Après l’Opéra et l’Alcazar, Benoît Payan a choisi le musée d’Histoire pour présenter ses vœux au monde de la culture. Du fait de la réserve nécessaire en période préélectorale, l’édile a concentré son intervention sur « la vie et les gens ».
« Je ne vais pas lire de discours mais je vais vous parler d’espoir et je vais vous parler d’amour parce que je crois que c’est ce dont nous avons le plus besoin. L’espoir s’exprime par la culture, comme le désespoir d’ailleurs […] Jean-Charles Gil (chorégraphe marseillais, Ndlr) est ici, il a créé des chaussons de bronze qui montrent la douleur, le mal fait au corps de celui qui danse. Mais l’espoir toujours renouvelé de se dire que l’art dépasse tout. »
Pour conclure son envolée lyrique, le maire s’attardera sur une créatrice phocéenne : « Je vais vous parler d’amour à travers les mots d’une femme, une Marseillaise trop peu connue, Christiane Singer. Elle a probablement écrit un des plus beaux livres d’amour qui soit. L’un des livres les plus oubliés qui soit et je voudrais lui rendre hommage. » Un hommage auquel Benoît Payan s’est livré en lisant un long extrait d’Une passion, l’histoire des amants mythiques Héloïse et Abélard.
« Vous êtes précieux »
Précédant le maire, son adjoint à la culture a lui aussi remercié ceux qui sont engagés pour « la culture, la création, la transmission et le partage, souvent dans des conditions difficiles. Vous êtes précieux, vous êtes essentiels, vous êtes indispensables ». Jean-Marc Coppola en a profité pour souligner la « fréquentation record en 2025 dans l’ensemble des musées de la ville. C’est le résultat d’expositions temporaires plus longues, qui valorisent les femmes artistes et de notre politique d’éducation artistique et culturelle. »
Et insisté sur le travail effectué envers le jeune public, notamment via la nouvelle convention avec le rectorat pour développer l’éveil des sens des enfants des crèches et des écoles, « ce qui nous amènera à créer la Philharmonie des enfants ». « Quel pied de nez à l’époque où la culture est de plus en plus marchandisée que de vouloir transformer un commerce, les Galeries Lafayette, en un futur espace culturel ! »

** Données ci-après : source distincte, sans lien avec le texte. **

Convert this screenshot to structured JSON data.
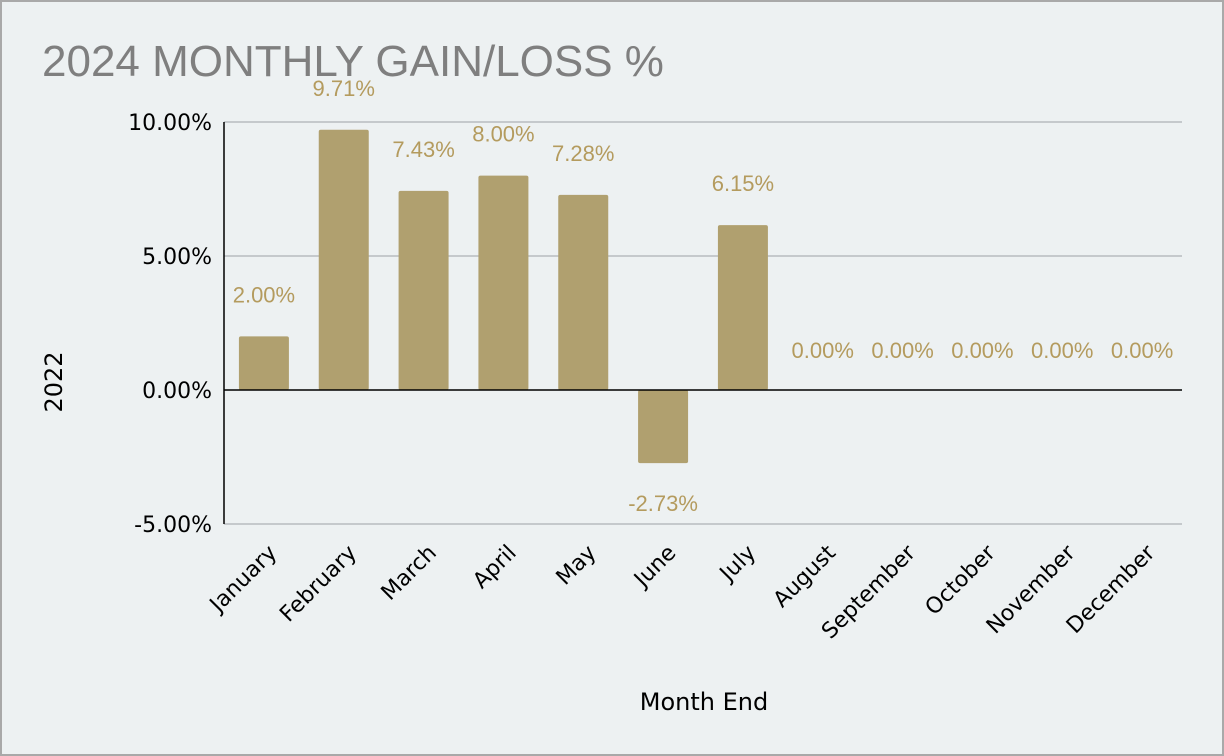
{
  "colors": {
    "bar": "#b0a06f",
    "label": "#b49b5e",
    "grid": "#b8bcbf",
    "axis": "#000000",
    "title": "#7f7f7f"
  },
  "chart_data": {
    "type": "bar",
    "title": "2024 MONTHLY GAIN/LOSS %",
    "xlabel": "Month End",
    "ylabel": "2022",
    "categories": [
      "January",
      "February",
      "March",
      "April",
      "May",
      "June",
      "July",
      "August",
      "September",
      "October",
      "November",
      "December"
    ],
    "values": [
      2.0,
      9.71,
      7.43,
      8.0,
      7.28,
      -2.73,
      6.15,
      0.0,
      0.0,
      0.0,
      0.0,
      0.0
    ],
    "value_labels": [
      "2.00%",
      "9.71%",
      "7.43%",
      "8.00%",
      "7.28%",
      "-2.73%",
      "6.15%",
      "0.00%",
      "0.00%",
      "0.00%",
      "0.00%",
      "0.00%"
    ],
    "ylim": [
      -5,
      10
    ],
    "yticks": [
      10,
      5,
      0,
      -5
    ],
    "ytick_labels": [
      "10.00%",
      "5.00%",
      "0.00%",
      "-5.00%"
    ],
    "grid": true,
    "legend": "none"
  }
}
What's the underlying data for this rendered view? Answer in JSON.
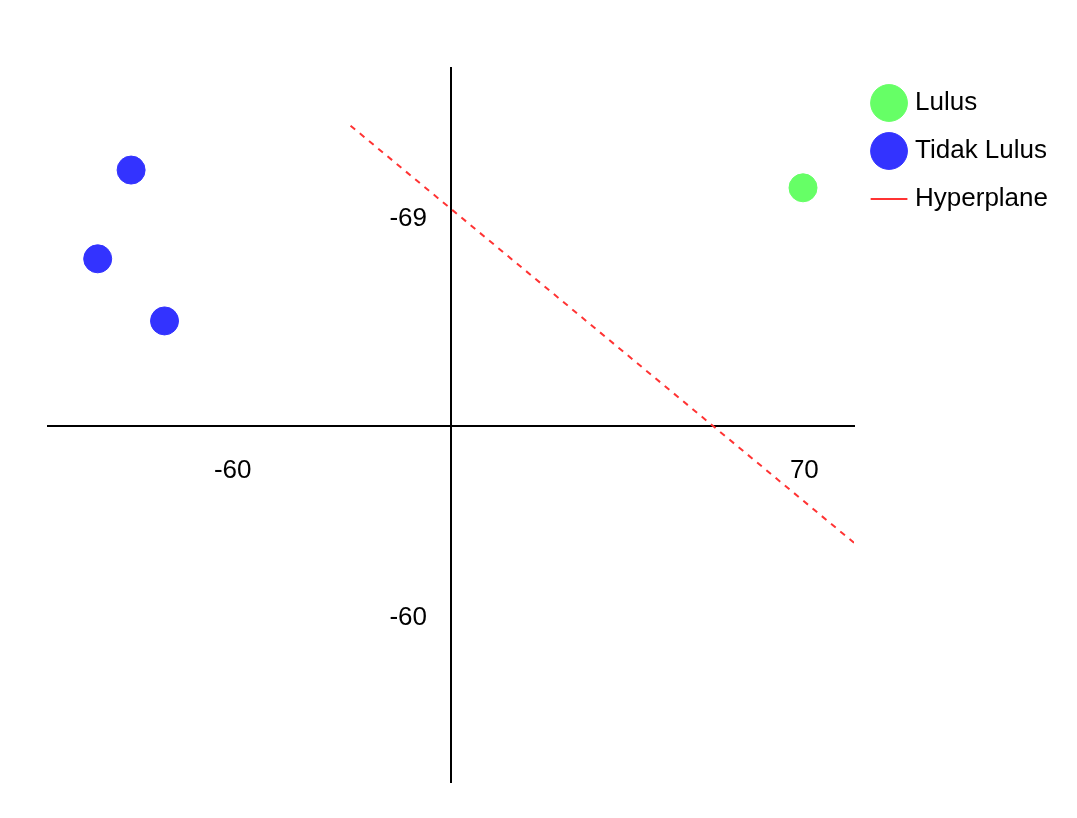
{
  "chart_data": {
    "type": "scatter",
    "series": [
      {
        "name": "Lulus",
        "color": "#66ff66",
        "x": [
          69.7
        ],
        "values": [
          -69.7
        ]
      },
      {
        "name": "Tidak Lulus",
        "color": "#3333ff",
        "x": [
          -83.1,
          -90.7,
          -75.5
        ],
        "values": [
          -70.1,
          -68.1,
          -66.7
        ]
      },
      {
        "name": "Hyperplane",
        "type": "line",
        "color": "#ff3333",
        "line_style": "dashed",
        "marker": "none",
        "x": [
          -33.2,
          81.3
        ],
        "values": [
          -71.1,
          -61.7
        ]
      }
    ],
    "xlim": [
      -102,
      81.3
    ],
    "xticks": [
      -60,
      70
    ],
    "ylim": [
      -56.3,
      -72.4
    ],
    "yticks": [
      -69,
      -60
    ],
    "marker": "circle",
    "grid": false,
    "legend": "top right"
  }
}
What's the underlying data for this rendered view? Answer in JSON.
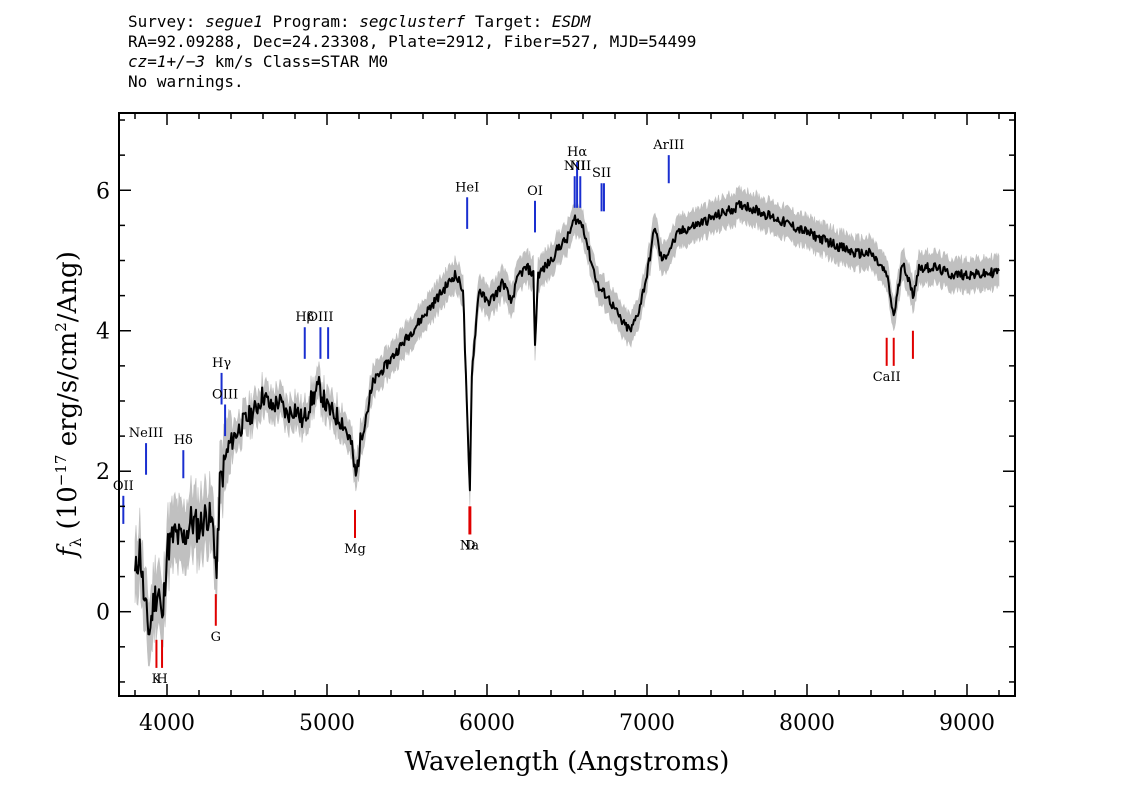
{
  "header": {
    "line1": {
      "survey_label": "Survey:",
      "survey": "segue1",
      "program_label": "Program:",
      "program": "segclusterf",
      "target_label": "Target:",
      "target": "ESDM"
    },
    "line2": "RA=92.09288, Dec=24.23308, Plate=2912, Fiber=527, MJD=54499",
    "line3": {
      "cz": "cz=1+/−3",
      "rest": "km/s Class=STAR M0"
    },
    "line4": "No warnings."
  },
  "chart_data": {
    "type": "line",
    "xlabel": "Wavelength (Angstroms)",
    "ylabel": "f_λ (10^-17 erg/s/cm^2/Ang)",
    "xlim": [
      3700,
      9300
    ],
    "ylim": [
      -1.2,
      7.1
    ],
    "x_ticks": [
      4000,
      5000,
      6000,
      7000,
      8000,
      9000
    ],
    "y_ticks": [
      0,
      2,
      4,
      6
    ],
    "grid": false,
    "colors": {
      "spectrum": "#000000",
      "error_band": "#c0c0c0",
      "emission": "#1a2fd0",
      "absorption": "#e00000"
    },
    "series": [
      {
        "values_xy": [
          [
            3800,
            0.5
          ],
          [
            3830,
            0.9
          ],
          [
            3860,
            0.1
          ],
          [
            3890,
            -0.3
          ],
          [
            3920,
            0.2
          ],
          [
            3950,
            0.3
          ],
          [
            3970,
            -0.2
          ],
          [
            4000,
            0.9
          ],
          [
            4050,
            1.1
          ],
          [
            4100,
            1.0
          ],
          [
            4150,
            1.3
          ],
          [
            4200,
            1.2
          ],
          [
            4250,
            1.4
          ],
          [
            4290,
            1.2
          ],
          [
            4310,
            0.5
          ],
          [
            4330,
            1.8
          ],
          [
            4380,
            2.3
          ],
          [
            4420,
            2.5
          ],
          [
            4480,
            2.7
          ],
          [
            4520,
            2.8
          ],
          [
            4560,
            2.9
          ],
          [
            4600,
            3.1
          ],
          [
            4650,
            2.9
          ],
          [
            4700,
            3.0
          ],
          [
            4750,
            2.8
          ],
          [
            4800,
            2.9
          ],
          [
            4850,
            2.7
          ],
          [
            4900,
            3.0
          ],
          [
            4950,
            3.2
          ],
          [
            5000,
            2.9
          ],
          [
            5050,
            2.8
          ],
          [
            5100,
            2.7
          ],
          [
            5150,
            2.4
          ],
          [
            5180,
            1.9
          ],
          [
            5220,
            2.6
          ],
          [
            5300,
            3.3
          ],
          [
            5400,
            3.6
          ],
          [
            5500,
            3.9
          ],
          [
            5600,
            4.2
          ],
          [
            5700,
            4.5
          ],
          [
            5800,
            4.8
          ],
          [
            5850,
            4.6
          ],
          [
            5880,
            2.5
          ],
          [
            5893,
            1.7
          ],
          [
            5905,
            3.4
          ],
          [
            5950,
            4.6
          ],
          [
            6000,
            4.4
          ],
          [
            6050,
            4.5
          ],
          [
            6100,
            4.7
          ],
          [
            6150,
            4.4
          ],
          [
            6200,
            4.8
          ],
          [
            6250,
            4.9
          ],
          [
            6290,
            4.8
          ],
          [
            6300,
            3.8
          ],
          [
            6320,
            4.8
          ],
          [
            6400,
            5.0
          ],
          [
            6450,
            5.2
          ],
          [
            6500,
            5.3
          ],
          [
            6550,
            5.6
          ],
          [
            6600,
            5.5
          ],
          [
            6650,
            5.0
          ],
          [
            6700,
            4.6
          ],
          [
            6750,
            4.5
          ],
          [
            6800,
            4.3
          ],
          [
            6850,
            4.1
          ],
          [
            6900,
            4.0
          ],
          [
            6950,
            4.3
          ],
          [
            7000,
            4.8
          ],
          [
            7050,
            5.5
          ],
          [
            7080,
            5.1
          ],
          [
            7100,
            5.0
          ],
          [
            7150,
            5.2
          ],
          [
            7200,
            5.4
          ],
          [
            7300,
            5.5
          ],
          [
            7400,
            5.6
          ],
          [
            7500,
            5.7
          ],
          [
            7600,
            5.8
          ],
          [
            7700,
            5.7
          ],
          [
            7800,
            5.6
          ],
          [
            7900,
            5.5
          ],
          [
            8000,
            5.4
          ],
          [
            8100,
            5.3
          ],
          [
            8200,
            5.2
          ],
          [
            8300,
            5.1
          ],
          [
            8400,
            5.1
          ],
          [
            8498,
            4.8
          ],
          [
            8542,
            4.2
          ],
          [
            8600,
            5.0
          ],
          [
            8662,
            4.5
          ],
          [
            8700,
            4.9
          ],
          [
            8800,
            4.9
          ],
          [
            8900,
            4.8
          ],
          [
            9000,
            4.8
          ],
          [
            9100,
            4.8
          ],
          [
            9200,
            4.85
          ]
        ]
      }
    ],
    "emission_lines": [
      {
        "label": "OII",
        "x": 3727,
        "y_bottom": 1.25,
        "y_top": 1.65
      },
      {
        "label": "NeIII",
        "x": 3869,
        "y_bottom": 1.95,
        "y_top": 2.4
      },
      {
        "label": "Hδ",
        "x": 4102,
        "y_bottom": 1.9,
        "y_top": 2.3
      },
      {
        "label": "Hγ",
        "x": 4341,
        "y_bottom": 2.95,
        "y_top": 3.4
      },
      {
        "label": "OIII",
        "x": 4363,
        "y_bottom": 2.5,
        "y_top": 2.95
      },
      {
        "label": "Hβ",
        "x": 4861,
        "y_bottom": 3.6,
        "y_top": 4.05
      },
      {
        "label": "OIII",
        "x": 4959,
        "y_bottom": 3.6,
        "y_top": 4.05
      },
      {
        "label": "",
        "x": 5007,
        "y_bottom": 3.6,
        "y_top": 4.05
      },
      {
        "label": "HeI",
        "x": 5876,
        "y_bottom": 5.45,
        "y_top": 5.9
      },
      {
        "label": "OI",
        "x": 6300,
        "y_bottom": 5.4,
        "y_top": 5.85
      },
      {
        "label": "NII",
        "x": 6548,
        "y_bottom": 5.75,
        "y_top": 6.2
      },
      {
        "label": "Hα",
        "x": 6563,
        "y_bottom": 5.75,
        "y_top": 6.4
      },
      {
        "label": "NII",
        "x": 6583,
        "y_bottom": 5.75,
        "y_top": 6.2
      },
      {
        "label": "SII",
        "x": 6716,
        "y_bottom": 5.7,
        "y_top": 6.1
      },
      {
        "label": "",
        "x": 6731,
        "y_bottom": 5.7,
        "y_top": 6.1
      },
      {
        "label": "ArIII",
        "x": 7136,
        "y_bottom": 6.1,
        "y_top": 6.5
      }
    ],
    "absorption_lines": [
      {
        "label": "K",
        "x": 3934,
        "y_bottom": -0.8,
        "y_top": -0.4
      },
      {
        "label": "H",
        "x": 3969,
        "y_bottom": -0.8,
        "y_top": -0.4
      },
      {
        "label": "G",
        "x": 4305,
        "y_bottom": -0.2,
        "y_top": 0.25
      },
      {
        "label": "Mg",
        "x": 5175,
        "y_bottom": 1.05,
        "y_top": 1.45
      },
      {
        "label": "Na",
        "x": 5890,
        "y_bottom": 1.1,
        "y_top": 1.5
      },
      {
        "label": "D",
        "x": 5896,
        "y_bottom": 1.1,
        "y_top": 1.5
      },
      {
        "label": "CaII",
        "x": 8498,
        "y_bottom": 3.5,
        "y_top": 3.9
      },
      {
        "label": "",
        "x": 8542,
        "y_bottom": 3.5,
        "y_top": 3.9
      },
      {
        "label": "",
        "x": 8662,
        "y_bottom": 3.6,
        "y_top": 4.0
      }
    ]
  }
}
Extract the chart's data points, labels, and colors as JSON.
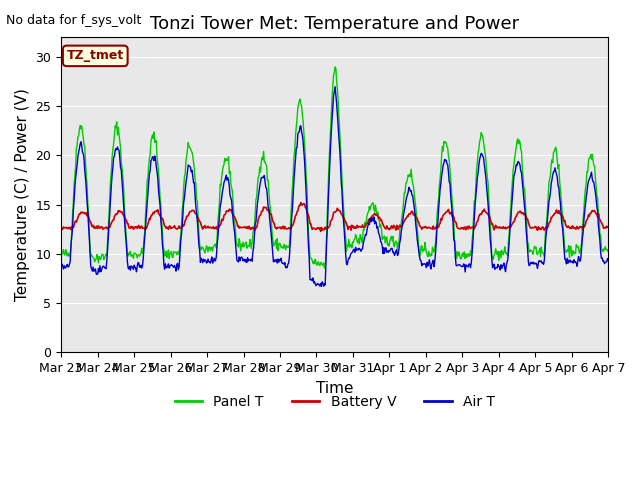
{
  "title": "Tonzi Tower Met: Temperature and Power",
  "no_data_label": "No data for f_sys_volt",
  "dataset_label": "TZ_tmet",
  "xlabel": "Time",
  "ylabel": "Temperature (C) / Power (V)",
  "ylim": [
    0,
    32
  ],
  "yticks": [
    0,
    5,
    10,
    15,
    20,
    25,
    30
  ],
  "x_labels": [
    "Mar 23",
    "Mar 24",
    "Mar 25",
    "Mar 26",
    "Mar 27",
    "Mar 28",
    "Mar 29",
    "Mar 30",
    "Mar 31",
    "Apr 1",
    "Apr 2",
    "Apr 3",
    "Apr 4",
    "Apr 5",
    "Apr 6",
    "Apr 7"
  ],
  "n_days": 15,
  "background_color": "#e8e8e8",
  "panel_color": "#00cc00",
  "battery_color": "#cc0000",
  "air_color": "#0000cc",
  "legend_labels": [
    "Panel T",
    "Battery V",
    "Air T"
  ],
  "title_fontsize": 13,
  "axis_fontsize": 11,
  "tick_fontsize": 9
}
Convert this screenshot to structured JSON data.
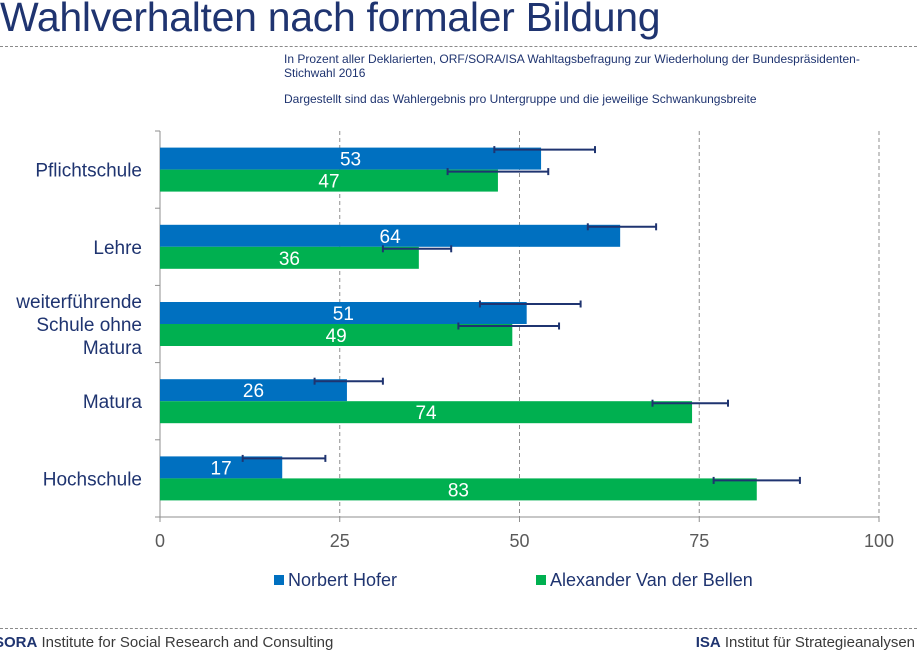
{
  "header": {
    "title": "Wahlverhalten nach formaler Bildung",
    "subtitle": "In Prozent aller Deklarierten, ORF/SORA/ISA Wahltagsbefragung zur Wiederholung der Bundespräsidenten-Stichwahl 2016",
    "note": "Dargestellt sind das Wahlergebnis pro Untergruppe und die jeweilige Schwankungsbreite"
  },
  "footer": {
    "left_brand": "SORA",
    "left_text": "Institute for Social Research and Consulting",
    "right_brand": "ISA",
    "right_text": "Institut für Strategieanalysen"
  },
  "colors": {
    "hofer": "#0070c0",
    "vdb": "#00b050",
    "error": "#1f3470",
    "text": "#1f3470"
  },
  "chart_data": {
    "type": "bar",
    "orientation": "horizontal",
    "categories": [
      "Pflichtschule",
      "Lehre",
      "weiterführende Schule ohne Matura",
      "Matura",
      "Hochschule"
    ],
    "category_lines": [
      [
        "Pflichtschule"
      ],
      [
        "Lehre"
      ],
      [
        "weiterführende",
        "Schule ohne",
        "Matura"
      ],
      [
        "Matura"
      ],
      [
        "Hochschule"
      ]
    ],
    "series": [
      {
        "name": "Norbert Hofer",
        "values": [
          53,
          64,
          51,
          26,
          17
        ],
        "error_low": [
          46.5,
          59.5,
          44.5,
          21.5,
          11.5
        ],
        "error_high": [
          60.5,
          69,
          58.5,
          31,
          23
        ]
      },
      {
        "name": "Alexander Van der Bellen",
        "values": [
          47,
          36,
          49,
          74,
          83
        ],
        "error_low": [
          40,
          31,
          41.5,
          68.5,
          77
        ],
        "error_high": [
          54,
          40.5,
          55.5,
          79,
          89
        ]
      }
    ],
    "xlim": [
      0,
      100
    ],
    "xticks": [
      0,
      25,
      50,
      75,
      100
    ],
    "grid": "vertical dashed",
    "legend": "bottom"
  }
}
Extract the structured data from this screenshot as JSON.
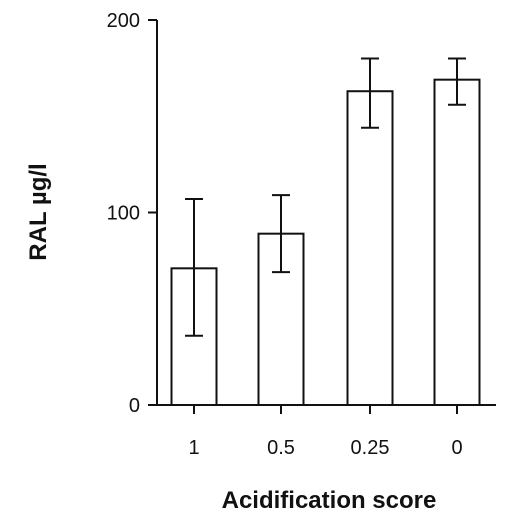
{
  "chart_data": {
    "type": "bar",
    "categories": [
      "1",
      "0.5",
      "0.25",
      "0"
    ],
    "values": [
      71,
      89,
      163,
      169
    ],
    "error_low": [
      36,
      69,
      144,
      156
    ],
    "error_high": [
      107,
      109,
      180,
      180
    ],
    "xlabel": "Acidification score",
    "ylabel": "RAL  µg/l",
    "ylim": [
      0,
      200
    ],
    "yticks": [
      0,
      100,
      200
    ],
    "grid": false,
    "legend": "none",
    "bar_fill": "#ffffff",
    "bar_stroke": "#111111"
  }
}
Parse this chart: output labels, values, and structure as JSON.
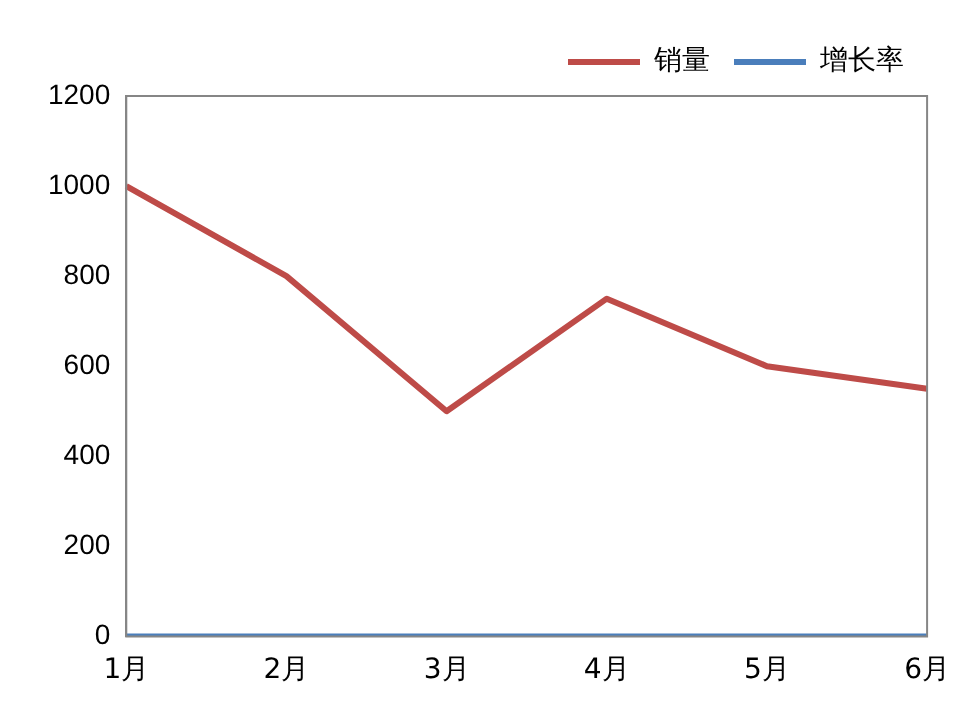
{
  "chart_data": {
    "type": "line",
    "categories": [
      "1月",
      "2月",
      "3月",
      "4月",
      "5月",
      "6月"
    ],
    "series": [
      {
        "name": "销量",
        "color": "#be4b48",
        "values": [
          1000,
          800,
          500,
          750,
          600,
          550
        ]
      },
      {
        "name": "增长率",
        "color": "#4a7ebb",
        "values": [
          0,
          0,
          0,
          0,
          0,
          0
        ]
      }
    ],
    "ylim": [
      0,
      1200
    ],
    "yticks": [
      0,
      200,
      400,
      600,
      800,
      1000,
      1200
    ],
    "grid": false,
    "legend": "top right",
    "marker": "none",
    "line_style": "solid"
  }
}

Et l’adjoint de rappeler quelques temps forts de 2025, comme « l’acquisition de la salle du Moulin, la préservation du César comme cinéma, le démarrage du chantier du Gymnase ou la fondation du campus Art Méditerranée à l’Inseamm », l’occasion de renouveler sa confiance en son directeur général Raphaël Imbert, alors qu’une crise secoue les Beaux-Arts.